A blind man crosses the street... he is hit by a car

What happens when you throw a red rock into a blue ocean. The rock gets wet.

Your Mom is so fat.... When she's goes to McDonald's and orders 3 Big Macs the people standing in line behind her all look at her with disgust and a tinge of pity.

What did the Mexican say to the Pirate? Can I have a pound for my bus, pal?

The elephant moonwalked. On the moon.

How many raisins can you fit in a box? It depends on the size of the raisins and the box.

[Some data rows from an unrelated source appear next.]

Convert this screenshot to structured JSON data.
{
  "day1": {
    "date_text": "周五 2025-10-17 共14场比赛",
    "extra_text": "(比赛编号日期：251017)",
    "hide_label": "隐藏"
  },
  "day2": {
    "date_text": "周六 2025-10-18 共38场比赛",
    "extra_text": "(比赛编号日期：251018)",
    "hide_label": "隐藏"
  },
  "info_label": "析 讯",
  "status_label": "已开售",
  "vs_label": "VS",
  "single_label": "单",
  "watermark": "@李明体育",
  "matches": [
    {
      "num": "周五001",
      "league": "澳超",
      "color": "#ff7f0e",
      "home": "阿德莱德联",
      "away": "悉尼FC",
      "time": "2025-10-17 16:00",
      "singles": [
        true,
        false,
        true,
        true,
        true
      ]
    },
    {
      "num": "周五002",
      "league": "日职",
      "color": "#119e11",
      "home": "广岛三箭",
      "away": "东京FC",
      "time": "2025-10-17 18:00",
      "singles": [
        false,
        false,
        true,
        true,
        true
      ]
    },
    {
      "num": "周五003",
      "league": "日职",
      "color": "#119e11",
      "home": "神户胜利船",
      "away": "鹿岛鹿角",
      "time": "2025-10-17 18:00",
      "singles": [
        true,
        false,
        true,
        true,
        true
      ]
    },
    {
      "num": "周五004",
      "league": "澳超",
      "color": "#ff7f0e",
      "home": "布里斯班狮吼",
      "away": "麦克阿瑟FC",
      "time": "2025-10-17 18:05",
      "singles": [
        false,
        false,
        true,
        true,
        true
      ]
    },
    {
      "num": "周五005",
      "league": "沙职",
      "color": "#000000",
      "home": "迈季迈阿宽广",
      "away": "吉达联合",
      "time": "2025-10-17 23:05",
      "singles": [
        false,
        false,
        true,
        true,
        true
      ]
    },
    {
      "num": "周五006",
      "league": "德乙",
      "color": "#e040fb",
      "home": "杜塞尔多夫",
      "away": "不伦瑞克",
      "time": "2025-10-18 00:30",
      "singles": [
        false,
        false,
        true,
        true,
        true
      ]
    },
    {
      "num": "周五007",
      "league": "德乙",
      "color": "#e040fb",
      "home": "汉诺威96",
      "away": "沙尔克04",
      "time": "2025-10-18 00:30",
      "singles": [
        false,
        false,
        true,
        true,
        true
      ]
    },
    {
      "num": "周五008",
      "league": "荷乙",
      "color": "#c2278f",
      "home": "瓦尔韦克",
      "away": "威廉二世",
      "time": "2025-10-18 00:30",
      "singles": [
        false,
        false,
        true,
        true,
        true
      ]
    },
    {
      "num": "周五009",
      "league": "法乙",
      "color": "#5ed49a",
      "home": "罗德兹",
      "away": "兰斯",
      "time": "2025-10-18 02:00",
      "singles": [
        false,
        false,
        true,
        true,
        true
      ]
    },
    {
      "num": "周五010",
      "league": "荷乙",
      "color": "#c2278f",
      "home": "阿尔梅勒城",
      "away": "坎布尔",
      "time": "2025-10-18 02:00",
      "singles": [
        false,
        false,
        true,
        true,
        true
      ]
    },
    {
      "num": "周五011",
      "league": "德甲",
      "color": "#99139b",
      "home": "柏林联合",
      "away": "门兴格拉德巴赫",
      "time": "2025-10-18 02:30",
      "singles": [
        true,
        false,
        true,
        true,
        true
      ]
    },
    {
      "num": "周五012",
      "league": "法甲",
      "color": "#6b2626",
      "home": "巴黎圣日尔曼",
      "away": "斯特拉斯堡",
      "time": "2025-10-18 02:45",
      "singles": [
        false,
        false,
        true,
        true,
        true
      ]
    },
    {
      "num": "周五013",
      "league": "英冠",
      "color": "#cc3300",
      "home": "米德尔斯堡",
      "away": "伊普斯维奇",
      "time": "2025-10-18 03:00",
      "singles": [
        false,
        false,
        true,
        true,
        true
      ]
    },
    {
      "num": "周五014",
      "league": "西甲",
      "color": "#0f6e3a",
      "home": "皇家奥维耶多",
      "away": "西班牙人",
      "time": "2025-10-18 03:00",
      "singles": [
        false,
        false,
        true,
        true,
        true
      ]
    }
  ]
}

Knock Knock who's there its black george washington.

knock knock whoses there whose home whoses home who? you

WHATS A GREAT RAVE TUNE KANE !!!!! TUCKER !!!!!!!! DUH DUH DUH DUH DUH !!!!!!!!!!!!!!

KCLTLMBAIMWSSHTCAWGAHW

Why wouldn't Rose let go of Jack? Freddie told her that he was just a poor boy and nobody loves him.

VITAMIN C!

Why did the lion get lost? Because the jungle is massive

why does the gay guy like anal-sex? because he's gay.

Wanna know what I don't get? I was gonna say yo face, but that would be mean.

Why do new moms put "BABY ON BOARD" stickers on the backs of their cars? No reason. Hitting someone's car baby inside or not is against the law and very dangerous for passengers of any age.

Whats worse than driving a Ford Taurus? Driving two Ford Taurus'

Knock knock Who's there? No one ever mentioned someone named "there" it's me, Jim

When it comes ro the zodiac my grandmother was a cancer and... She ws killed by... A giant crab

Q. What do birds and a mouse have in common... A. Nothing there two different species

roses are red, violets are blue, if ruddell was black, he would smell of poo.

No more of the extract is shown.